Les masses populaires impliquées dans des mouvements populaires partagent une expérience commune lorsqu’une cause attire l’attention de leurs sympatisants ou qu’un événement déclenche une vague de protestation massive. Il peut donc y avoir des périodes d’activité intense lorsque plus de monde se précipite pour rejoindre la cause ; et l’énergie du mouvement augmente. Mais les moments extraordinaires de beaucoup de mouvements en Algérie sont souvent suivis de longues périodes de jachère lorsque le nombre de participants ou de militants diminue et que les défenseurs commencent à lutter pour attirer l’attention de tous. Au cours de ces accalmies, celles et ceux qui ont goûté à l’euphorie d’un moment fort peuvent donc se sentir découragés ou pessimistes. Les hauts et les bas de ces mouvements peuvent être difficiles à supporter.

Certes, les activistes qui luttent contre l’injustice culturelle ou identitaire, ou politque, ou économique ou sociale, ont constaté ce phénomène après leurs protestations massives respectives. Beaucoup de celles et ceux qui ont lutté dans ces mouvements ont connu leur propre découragement après les nombreuses manifestations de ces dernières années ou decenies. Et même les membres de mouvements qui ont eu beaucoup de succès – tels les militants du Mouvement culturel berbère (MCB) de 1980 qui ont contraint le pouvoir à mettre en œuvre une version de facto de la plateforme des revendications – ont traversé des périodes de déflation en dépit de leurs avancées majeures.
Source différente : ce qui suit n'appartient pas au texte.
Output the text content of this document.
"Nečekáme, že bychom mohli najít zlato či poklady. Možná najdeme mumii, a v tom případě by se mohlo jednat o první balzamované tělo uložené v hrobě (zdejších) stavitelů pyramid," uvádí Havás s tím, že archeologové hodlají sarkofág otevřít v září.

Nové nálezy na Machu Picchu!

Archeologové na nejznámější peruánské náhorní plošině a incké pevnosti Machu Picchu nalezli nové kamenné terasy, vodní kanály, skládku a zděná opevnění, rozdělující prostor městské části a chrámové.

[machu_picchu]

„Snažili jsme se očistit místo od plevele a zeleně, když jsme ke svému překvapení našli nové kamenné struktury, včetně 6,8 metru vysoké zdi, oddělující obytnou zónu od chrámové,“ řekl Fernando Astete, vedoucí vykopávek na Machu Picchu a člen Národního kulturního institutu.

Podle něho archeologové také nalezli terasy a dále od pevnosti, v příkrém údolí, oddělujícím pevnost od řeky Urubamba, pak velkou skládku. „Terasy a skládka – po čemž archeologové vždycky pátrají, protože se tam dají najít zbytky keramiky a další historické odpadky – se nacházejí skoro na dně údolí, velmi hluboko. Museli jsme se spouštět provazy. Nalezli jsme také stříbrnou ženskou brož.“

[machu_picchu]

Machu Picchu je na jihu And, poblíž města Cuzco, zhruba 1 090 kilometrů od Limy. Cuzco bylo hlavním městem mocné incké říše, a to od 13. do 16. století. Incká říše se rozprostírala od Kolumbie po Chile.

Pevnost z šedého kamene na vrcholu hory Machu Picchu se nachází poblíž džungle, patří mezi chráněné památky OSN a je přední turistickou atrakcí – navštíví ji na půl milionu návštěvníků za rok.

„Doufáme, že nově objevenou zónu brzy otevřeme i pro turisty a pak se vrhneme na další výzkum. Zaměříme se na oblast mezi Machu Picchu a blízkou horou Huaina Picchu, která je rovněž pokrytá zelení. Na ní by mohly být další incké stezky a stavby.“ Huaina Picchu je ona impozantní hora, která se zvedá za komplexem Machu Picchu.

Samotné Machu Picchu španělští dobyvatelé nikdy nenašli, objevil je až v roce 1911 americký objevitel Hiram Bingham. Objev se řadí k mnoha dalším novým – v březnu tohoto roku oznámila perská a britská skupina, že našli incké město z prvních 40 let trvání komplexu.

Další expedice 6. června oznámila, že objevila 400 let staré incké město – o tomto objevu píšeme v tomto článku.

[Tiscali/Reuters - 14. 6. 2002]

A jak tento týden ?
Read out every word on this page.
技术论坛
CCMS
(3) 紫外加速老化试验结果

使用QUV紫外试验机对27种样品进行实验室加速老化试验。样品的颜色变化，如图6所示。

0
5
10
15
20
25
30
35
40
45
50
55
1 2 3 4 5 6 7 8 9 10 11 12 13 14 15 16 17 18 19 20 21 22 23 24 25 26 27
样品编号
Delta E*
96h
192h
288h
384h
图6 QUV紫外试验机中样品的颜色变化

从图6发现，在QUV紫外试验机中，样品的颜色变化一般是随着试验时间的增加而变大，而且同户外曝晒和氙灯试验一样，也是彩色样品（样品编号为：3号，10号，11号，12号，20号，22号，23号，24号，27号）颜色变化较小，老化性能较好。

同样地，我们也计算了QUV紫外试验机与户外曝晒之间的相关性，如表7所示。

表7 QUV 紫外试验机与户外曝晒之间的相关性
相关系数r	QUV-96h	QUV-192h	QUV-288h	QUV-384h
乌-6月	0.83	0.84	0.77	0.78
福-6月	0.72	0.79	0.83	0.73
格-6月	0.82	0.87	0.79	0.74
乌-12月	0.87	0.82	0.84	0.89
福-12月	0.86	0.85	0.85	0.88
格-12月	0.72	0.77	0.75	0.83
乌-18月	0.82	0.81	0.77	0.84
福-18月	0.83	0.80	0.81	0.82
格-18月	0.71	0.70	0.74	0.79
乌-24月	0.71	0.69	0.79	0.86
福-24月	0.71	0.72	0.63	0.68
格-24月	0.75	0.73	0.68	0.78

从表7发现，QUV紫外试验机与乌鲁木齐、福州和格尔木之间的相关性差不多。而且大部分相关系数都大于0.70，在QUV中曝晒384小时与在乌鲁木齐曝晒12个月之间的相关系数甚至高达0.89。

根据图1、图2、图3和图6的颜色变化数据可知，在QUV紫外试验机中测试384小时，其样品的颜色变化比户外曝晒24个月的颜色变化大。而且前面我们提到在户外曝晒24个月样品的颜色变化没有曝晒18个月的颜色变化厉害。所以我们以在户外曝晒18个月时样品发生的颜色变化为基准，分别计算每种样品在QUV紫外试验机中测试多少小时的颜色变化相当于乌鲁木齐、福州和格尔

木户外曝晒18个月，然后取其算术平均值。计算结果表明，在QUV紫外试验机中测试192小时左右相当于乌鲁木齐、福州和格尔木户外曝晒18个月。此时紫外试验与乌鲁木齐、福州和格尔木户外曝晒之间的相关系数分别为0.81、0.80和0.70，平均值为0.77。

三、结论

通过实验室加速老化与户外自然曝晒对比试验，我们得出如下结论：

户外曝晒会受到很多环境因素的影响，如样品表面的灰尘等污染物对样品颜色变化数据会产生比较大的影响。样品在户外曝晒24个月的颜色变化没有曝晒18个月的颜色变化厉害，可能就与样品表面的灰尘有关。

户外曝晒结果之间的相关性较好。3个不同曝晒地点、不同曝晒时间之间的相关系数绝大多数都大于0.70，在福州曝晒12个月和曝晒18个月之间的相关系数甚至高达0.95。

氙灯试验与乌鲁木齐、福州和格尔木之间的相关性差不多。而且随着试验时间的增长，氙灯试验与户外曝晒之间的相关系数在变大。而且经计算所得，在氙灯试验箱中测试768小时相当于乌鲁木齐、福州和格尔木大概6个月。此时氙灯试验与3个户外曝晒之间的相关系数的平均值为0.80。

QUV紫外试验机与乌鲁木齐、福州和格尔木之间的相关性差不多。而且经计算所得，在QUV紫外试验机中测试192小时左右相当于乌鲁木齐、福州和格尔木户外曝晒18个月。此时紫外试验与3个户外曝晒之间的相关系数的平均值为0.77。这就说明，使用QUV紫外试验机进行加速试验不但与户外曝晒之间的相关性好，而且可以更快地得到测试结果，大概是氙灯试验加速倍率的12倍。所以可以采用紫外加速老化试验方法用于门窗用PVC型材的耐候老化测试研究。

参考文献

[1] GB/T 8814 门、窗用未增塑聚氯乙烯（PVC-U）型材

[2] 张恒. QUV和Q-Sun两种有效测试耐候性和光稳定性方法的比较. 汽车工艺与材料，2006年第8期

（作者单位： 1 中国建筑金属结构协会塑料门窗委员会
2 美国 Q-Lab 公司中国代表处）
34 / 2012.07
Nous citerons aussi les mouvements pour les droits des femmes qui obtiennent de timides amendements du Code de la famille, mais qui s’estompent à la faveur d’une formation féministe élitiste qui perd des bases populaires. Ou encore le mouvement islamiste qui enregistre des positions de haute responsabilité mais par la circonstance de concessions de l’esprit de son idéologie. Plus loin dans l’histoire, les défenseurs des droits du mouvement Larouch ont ressenti un sentiment d’échec et de frustration à la suite de la campagne historique de 2001.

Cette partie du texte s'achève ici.